I should be riding across southern Spain right now

#COVID19

  • Huggingface has fixed the Marian Model/Toekenizer! Need to try Arabic, and if it works, translate the tweets in the db

GPT-2 Agents

  • Shimei had a good point last night that belief maps may be directed. For example, it may be easier for a person to go from smoking to harder drugs than to go back to just smoking. The path from hard drugs might involve 12-step programs, which would be unlikely to be reached from smoking. Other beliefs can swing back and forth, as we see with, for example, the desirability of deficit spending when in power.
  • Finishing up direct selection of source and target nodes as a way of procrastinating on calc_direct, which is going to be harder. I’m always nervous with recursion!
  • Added a test to see that one of the neighbors is the target node first
  • Broke out the angle calculations
  • Need to sort by distance to line and distance to target.
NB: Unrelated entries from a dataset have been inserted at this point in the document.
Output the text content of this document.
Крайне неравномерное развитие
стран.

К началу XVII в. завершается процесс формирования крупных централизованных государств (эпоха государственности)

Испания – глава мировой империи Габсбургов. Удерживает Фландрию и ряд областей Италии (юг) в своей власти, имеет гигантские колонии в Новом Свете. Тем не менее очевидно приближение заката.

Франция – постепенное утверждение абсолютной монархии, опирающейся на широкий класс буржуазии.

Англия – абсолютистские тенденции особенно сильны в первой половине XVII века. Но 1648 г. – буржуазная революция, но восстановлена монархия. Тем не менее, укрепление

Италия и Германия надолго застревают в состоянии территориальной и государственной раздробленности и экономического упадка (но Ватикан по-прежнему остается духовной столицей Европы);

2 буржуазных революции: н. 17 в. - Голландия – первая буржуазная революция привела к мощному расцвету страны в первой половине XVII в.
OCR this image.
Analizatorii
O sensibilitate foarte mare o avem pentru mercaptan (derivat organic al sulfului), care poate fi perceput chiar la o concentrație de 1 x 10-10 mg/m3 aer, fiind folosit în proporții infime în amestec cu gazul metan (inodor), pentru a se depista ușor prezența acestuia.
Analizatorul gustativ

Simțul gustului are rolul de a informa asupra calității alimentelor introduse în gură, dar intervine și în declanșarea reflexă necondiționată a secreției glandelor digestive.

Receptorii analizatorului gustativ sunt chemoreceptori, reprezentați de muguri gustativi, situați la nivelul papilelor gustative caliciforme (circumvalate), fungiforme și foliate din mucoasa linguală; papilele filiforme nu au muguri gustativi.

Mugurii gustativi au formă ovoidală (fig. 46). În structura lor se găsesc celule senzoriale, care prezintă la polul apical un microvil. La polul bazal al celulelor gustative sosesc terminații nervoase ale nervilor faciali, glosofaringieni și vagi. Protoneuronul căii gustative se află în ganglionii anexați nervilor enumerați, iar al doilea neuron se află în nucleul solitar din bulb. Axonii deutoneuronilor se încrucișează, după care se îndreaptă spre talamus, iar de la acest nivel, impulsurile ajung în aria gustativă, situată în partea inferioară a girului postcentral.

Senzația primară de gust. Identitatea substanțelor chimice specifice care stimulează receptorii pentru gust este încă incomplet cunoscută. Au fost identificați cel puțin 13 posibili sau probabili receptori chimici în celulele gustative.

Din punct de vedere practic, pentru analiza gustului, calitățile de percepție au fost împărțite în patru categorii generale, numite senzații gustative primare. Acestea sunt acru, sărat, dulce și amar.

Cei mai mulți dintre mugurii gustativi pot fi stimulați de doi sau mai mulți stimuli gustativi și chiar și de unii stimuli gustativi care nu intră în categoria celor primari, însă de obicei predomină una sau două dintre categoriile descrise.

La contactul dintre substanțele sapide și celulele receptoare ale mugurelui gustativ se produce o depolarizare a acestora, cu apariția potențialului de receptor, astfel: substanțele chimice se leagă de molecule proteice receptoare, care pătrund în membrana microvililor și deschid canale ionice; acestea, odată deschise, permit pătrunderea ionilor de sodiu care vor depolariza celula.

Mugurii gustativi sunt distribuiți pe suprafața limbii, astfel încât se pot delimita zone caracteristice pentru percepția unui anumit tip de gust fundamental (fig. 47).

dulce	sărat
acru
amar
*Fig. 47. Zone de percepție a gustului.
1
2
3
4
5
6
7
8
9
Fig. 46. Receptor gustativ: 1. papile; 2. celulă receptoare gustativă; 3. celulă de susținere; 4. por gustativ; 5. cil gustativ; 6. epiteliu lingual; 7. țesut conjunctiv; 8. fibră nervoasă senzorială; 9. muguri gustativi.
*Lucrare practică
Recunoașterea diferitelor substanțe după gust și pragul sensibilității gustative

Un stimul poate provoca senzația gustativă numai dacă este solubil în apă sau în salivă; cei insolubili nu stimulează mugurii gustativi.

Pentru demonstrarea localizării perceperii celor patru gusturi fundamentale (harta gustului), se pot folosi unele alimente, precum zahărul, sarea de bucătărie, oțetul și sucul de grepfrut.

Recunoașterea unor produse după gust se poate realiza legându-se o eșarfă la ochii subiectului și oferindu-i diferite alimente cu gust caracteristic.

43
It may be necessary to step away from the target occasionally. For now, it’s an option as I try to figure out what’s best:
    # option 1: Find the closest to the line
    # dist = np.linalg.norm(np.array(na)-np.array(ca))
    # option 2: Find the closest to the target node
    dist = np.linalg.norm(np.array(newa)-np.array(ta))
    dist_dict[n] = dist

GOES

  • Status report for June
  • 1:30 Sim progress meeting – things are working! Need to hook up the data dictionary to influx for monitoring and debugging. Add Erik to the invites
  • 2:00 Status meeting
  • I did a NASA/GSFC training module early!